When an operand graph is being executed, proper selection of execution order
will reduce total amount of data stored in the cluster, thus reducing the
probability that chunks are spilled into disks. Proper selection of workers can
also reduce the amount of data needed to transfer in execution.
Proper execution order can significantly reduce the number of objects stored in
the cluster. We show the example of tree reduction in the graph below, where
ovals represent operands and rectangles represent chunks. Red color means that
the operand is being executed, and blue color means that the operand is ready
for execution. Green color means that the chunk is stored, while the gray color
means that chunks or operands are freed. Assume that we have 2 workers, and
work load of all operands are the same. Both graphs show one operand selection
strategy that is executed after 5 time unit. The left graph show the scenario
when nodes are executed in hierarchical order, while the right show that the
graph is executed in depth-first order. The strategy on the left graph leaves 6
chunks stored in the cluster, while the right only 2.

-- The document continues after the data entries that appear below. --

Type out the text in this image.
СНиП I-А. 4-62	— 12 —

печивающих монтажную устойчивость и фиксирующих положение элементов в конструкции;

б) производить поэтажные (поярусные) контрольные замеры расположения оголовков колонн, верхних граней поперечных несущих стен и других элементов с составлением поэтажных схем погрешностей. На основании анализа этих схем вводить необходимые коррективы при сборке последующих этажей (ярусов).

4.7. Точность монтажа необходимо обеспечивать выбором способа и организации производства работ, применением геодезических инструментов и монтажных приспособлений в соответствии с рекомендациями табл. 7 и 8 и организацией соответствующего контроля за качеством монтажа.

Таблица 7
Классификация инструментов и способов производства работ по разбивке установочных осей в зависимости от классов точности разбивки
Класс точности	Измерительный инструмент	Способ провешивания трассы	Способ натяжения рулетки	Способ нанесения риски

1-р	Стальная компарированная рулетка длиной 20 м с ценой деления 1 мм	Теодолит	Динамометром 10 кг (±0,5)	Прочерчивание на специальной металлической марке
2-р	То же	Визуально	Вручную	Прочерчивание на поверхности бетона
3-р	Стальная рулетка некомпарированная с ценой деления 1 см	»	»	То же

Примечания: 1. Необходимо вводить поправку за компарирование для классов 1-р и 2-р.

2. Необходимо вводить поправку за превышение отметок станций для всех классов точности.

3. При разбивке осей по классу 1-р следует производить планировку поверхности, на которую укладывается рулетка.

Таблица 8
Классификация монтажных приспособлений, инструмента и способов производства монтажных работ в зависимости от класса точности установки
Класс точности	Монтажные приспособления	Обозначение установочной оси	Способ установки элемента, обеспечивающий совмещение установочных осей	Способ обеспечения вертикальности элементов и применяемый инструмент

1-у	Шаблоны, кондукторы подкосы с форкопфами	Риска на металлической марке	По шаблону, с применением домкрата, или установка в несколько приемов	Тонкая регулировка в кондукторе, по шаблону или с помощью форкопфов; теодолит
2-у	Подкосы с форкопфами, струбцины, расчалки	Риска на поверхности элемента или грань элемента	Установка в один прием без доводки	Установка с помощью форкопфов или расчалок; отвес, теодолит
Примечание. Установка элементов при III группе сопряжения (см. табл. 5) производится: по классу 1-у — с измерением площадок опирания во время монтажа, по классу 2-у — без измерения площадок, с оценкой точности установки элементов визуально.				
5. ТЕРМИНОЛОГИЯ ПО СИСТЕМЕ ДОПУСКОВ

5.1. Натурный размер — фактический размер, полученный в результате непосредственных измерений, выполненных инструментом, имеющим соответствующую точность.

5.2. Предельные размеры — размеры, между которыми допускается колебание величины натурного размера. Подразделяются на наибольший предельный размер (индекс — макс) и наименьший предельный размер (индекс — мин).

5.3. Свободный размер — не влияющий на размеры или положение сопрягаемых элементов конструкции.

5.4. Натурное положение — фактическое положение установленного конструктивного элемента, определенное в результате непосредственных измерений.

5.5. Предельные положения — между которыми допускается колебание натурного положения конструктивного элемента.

Given that our goal is to reduce the amount of data stored in the cluster
during execution, we put a priority for operands when they are ready for
The operand with greater depth shall be executed earlier;
The operand required by deeper operands shall be executed earlier;
The operand with smaller output size shall be executed first.
The worker of initial operands are decided when the scheduler prepares an
operand graph. We choose the worker of descendant operands given the location
of input chunks. When there are multiple workers providing minimal network
transfer, a worker satisfying resource requirements are selected.